Friday, October 18, 2013
Sometimes, the best parables in life are the ones we see played out in front of us. This is one of those, from March 28, 2009.
This week in my sophomore classes, our memory work was 1st John 3:16-17. This is what the apostle told us in that passage:
"This is how we know what love is: Jesus Christ laid down his life for us. And we ought to lay down our lives for our brothers. If anyone has material possessions and sees his brother in need but has no pity on him, how can the love of God be in him?"

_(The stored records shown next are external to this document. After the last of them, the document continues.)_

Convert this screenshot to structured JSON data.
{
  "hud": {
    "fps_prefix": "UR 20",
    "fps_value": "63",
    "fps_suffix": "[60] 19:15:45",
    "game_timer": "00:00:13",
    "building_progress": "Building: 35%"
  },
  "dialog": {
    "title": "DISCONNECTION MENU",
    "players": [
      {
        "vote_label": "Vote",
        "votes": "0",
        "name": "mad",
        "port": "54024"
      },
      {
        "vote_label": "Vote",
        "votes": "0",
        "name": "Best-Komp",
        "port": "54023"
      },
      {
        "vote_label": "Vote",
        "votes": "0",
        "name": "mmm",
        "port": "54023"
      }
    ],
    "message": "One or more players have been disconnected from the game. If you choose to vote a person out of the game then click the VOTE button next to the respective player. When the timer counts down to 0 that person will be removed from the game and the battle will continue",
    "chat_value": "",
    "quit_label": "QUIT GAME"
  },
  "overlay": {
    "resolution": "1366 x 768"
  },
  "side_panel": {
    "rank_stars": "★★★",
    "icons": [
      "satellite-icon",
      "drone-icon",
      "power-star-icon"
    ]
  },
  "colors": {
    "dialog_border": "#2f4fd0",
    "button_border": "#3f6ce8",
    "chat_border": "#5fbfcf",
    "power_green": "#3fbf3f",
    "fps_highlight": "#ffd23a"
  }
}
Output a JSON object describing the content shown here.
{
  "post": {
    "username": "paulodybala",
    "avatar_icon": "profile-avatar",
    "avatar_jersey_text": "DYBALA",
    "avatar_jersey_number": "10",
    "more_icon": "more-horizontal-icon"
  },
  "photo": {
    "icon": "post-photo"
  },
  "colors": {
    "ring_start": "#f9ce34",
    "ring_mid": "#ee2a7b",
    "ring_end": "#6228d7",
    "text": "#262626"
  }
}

As we discussed the verses and their meaning, I used Hillary as an example. One of these days, Hillary will be driving. (She does not have her license yet.) What would they think if I saw Hillary broken down on the road and all I did was roll down the window and tell her I would say a prayer for her? That's not love or compassion, especially in a spiritual sense. How appropriate that Reed Sutton would receive the following e-mail from a woman yesterday afternoon:
Hi, Mr. Sutton,
I understand that you are the assistant principal of Westbury Christian School. My name is ..............., and I am a resident physician at Memorial Hermann Southwest Hospital. I was on my way rushing to work today when suddenly I realized that I was out of gas. To my horror and embarrassment, my car sputtered and stopped suddenly. I was nervously waiting at the intersection of Hillcroft and Willowbend when a young man stopped and asked if I was ok. He asked if there was anything that he could do to help, and told me he was on his way to school at Westbury Christian School. I told him that there was nothing that he could do at that point unless he had gas in his car, which of course he did not. I told him that I was fine and that he should go on to school. Then, as I was waiting the obligatory 45 minutes for AAA to come, I saw the same young gentleman coming back to my car, but with about 8 or 9 other young men with him. Before I knew it they were all pushing my car to the gas station up the street! They pushed my car the entire 2 blocks to the gas station with no expectation but to help me out. I was extremely appreciative and very happy that such nice young men would be so willing to help someone in need. Although I thanked these young men profusely, I was not able to get their names when they came to help! I would like to at least show my appreciation by buying them some pizza, ice cream, or something of that nature. I am extremely grateful for their assistance!!! If you could please help identify these nice young men, that would be wonderful. At the very least, please pass this note along to express my gratitude.
Thank you for fostering such great values in your students!
Here was Reed's reply:
Good afternoon Ms........,
Thank you so much for your note. Many times the notes that I receive in my office are concerns, therefore I am very excited to receive your email. I am replying to you while copying our faculty here at the school because these are the types of words of encouragement about our students that we love so much to hear. It is our very purpose at Westbury Christian to enlist spiritual warriors that make a difference in the lives of others. Your thoughtfulness in sending this note is a huge shot of adrenaline to our school community. We are so proud of these young men for their spirit of service and I believe that they reflect our student body as a whole. I will stay in touch and would love to meet you. You are also invited to come by the school and visit as well. The best time might be during one of our chapel services next Tuesday at 8:30 am or Thursday at 9:30 am. Thanks again for taking the time to write and have a God-Blessed weekend!
Mr. Reed Sutton
Upper School Assistant Principal
Westbury Christian School
You could make a parable, and a devotional blog, from those correspondences. I love what I do and where I do it and today, I am even prouder. There are so many good kids out there and we have no market on them but these young men perfectly illustrated our lesson from 1st John and reflected the spirit of the Lord from our school. I know one Houston doctor who would agree with me.
Appropriate quote of the day:
"The act of compassion begins with full attention, just as rapport does. You have to really see the person. If you see the person, then naturally, empathy arises. If you tune into the other person, you feel with them. If empathy arises, and if that person is in dire need, then empathic concern can come. You want to help them, and then that begins a compassionate act. So I'd say that compassion begins with attention."